The English scientist and writer Alfred Russel Wallace declared it “the most remarkable and important book of the present century.” George was soon an international figure. Leo Tolstoy, John Dewey, and Bernard Shaw were among the multitude of George's admirers. Said Dewey, “Henry George is one of a small number of definitely original social philosophers that the world has produced. It would require less than the fingers of the two hands to enumerate those who, from Plato down, rank with Henry George among the world's social philosophers.”
After meeting Irish radical Michael Davitt in New York in 1879, and hearing of widespread peasant evictions in Ireland, George applied his theories to the Emerald Isle. Shortly thereafter he began lecturing on behalf of the Irish Land League in New England and Canada, and ultimately visited Ireland to wide acclaim. George made six lecture tours of Europe, where his ideas were more enthusiastically embraced than in the United States. In 1886 George honored the appeal of numerous labor groups and ran, unsuccessfully, for mayor of New York City. He spent the rest of his life arguing for social reform.
Labor, George argued, was the only real source of wealth in the world. With the wild land speculation in the American west, however, landowners reaped huge profits simply by holding on to land as the populations around them increased. Meanwhile, those who owned no land saw almost all their living expenses rise as a result. To combat this unhealthy social and economic bifurcation, George proposed a property tax that would confiscate the landowners’ “unearned increment”—any increase in value that did not arise from improvements made directly by the owner.
Since the value of the land was created by society and not by the landowner, society should reap the benefit. This 100 percent tax on the increased value of land, which George's followers began to call the “single tax,” would bring in so much capital, he argued, that all other taxes would be unnecessary.
The collected fees could be used to equalize wealth, raise revenue to aid the poor, and stabilize society through the creation of excellent schools, museums, theaters, and other social and cultural institutions. “Ignorance and vice, the recklessness and immorality engendered by the inequality in the distribution of wealth,” would be replaced by an “increase in wages, and the opening of new avenues of employment which would result from the appropriation of rent to public purposes,” as phrased in Progress and Poverty. As Fred Nicklason has ably demonstrated, George's vision was not simply economic but also religious in nature. George fiercely believed that “man's errors, not God's providence, caused poverty.” The right to tax land, he believed, was “natural and cannot be alienated.
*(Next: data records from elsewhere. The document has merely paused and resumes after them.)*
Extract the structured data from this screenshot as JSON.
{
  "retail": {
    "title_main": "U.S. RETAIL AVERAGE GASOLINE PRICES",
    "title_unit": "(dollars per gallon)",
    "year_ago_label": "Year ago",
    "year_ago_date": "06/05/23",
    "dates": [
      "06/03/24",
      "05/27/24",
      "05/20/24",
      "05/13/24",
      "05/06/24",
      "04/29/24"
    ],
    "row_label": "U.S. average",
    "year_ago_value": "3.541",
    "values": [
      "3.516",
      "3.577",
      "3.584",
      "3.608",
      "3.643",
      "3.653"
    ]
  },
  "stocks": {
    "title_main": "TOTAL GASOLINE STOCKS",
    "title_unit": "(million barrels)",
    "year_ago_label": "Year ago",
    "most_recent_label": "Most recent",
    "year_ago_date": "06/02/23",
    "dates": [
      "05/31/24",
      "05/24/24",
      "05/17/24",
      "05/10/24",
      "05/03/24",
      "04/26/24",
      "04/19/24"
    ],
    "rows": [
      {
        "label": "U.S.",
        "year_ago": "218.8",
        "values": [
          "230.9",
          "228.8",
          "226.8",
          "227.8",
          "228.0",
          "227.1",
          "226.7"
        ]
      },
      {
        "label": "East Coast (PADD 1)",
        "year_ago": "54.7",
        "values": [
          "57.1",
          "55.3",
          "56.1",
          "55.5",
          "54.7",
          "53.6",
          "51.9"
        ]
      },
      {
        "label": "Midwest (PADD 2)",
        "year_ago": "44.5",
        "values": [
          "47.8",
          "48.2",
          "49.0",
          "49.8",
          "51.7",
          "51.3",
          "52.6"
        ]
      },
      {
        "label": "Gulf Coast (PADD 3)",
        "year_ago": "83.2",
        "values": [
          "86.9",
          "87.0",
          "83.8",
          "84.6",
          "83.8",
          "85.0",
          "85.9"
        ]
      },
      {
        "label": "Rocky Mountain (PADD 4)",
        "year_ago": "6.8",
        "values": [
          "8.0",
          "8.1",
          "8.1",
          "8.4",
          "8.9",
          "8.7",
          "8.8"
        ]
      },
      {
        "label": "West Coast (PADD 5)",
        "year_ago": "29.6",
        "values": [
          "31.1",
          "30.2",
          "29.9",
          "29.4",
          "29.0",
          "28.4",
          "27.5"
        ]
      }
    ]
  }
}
It is the free gift of his Creator to every man who comes into the world—a right as sacred, as indefeasible as his right to life itself.” Though the single tax was never adopted by any government, it influenced progressive tax policy in the United States, the United Kingdom, and New Zealand; inspired a large number of local and state politicians; and influenced a generation of investigative reporters, including Benjamin Flower, Ida Tarbell, Charles Edward Russell, Lincoln Steffens, and Upton Sinclair.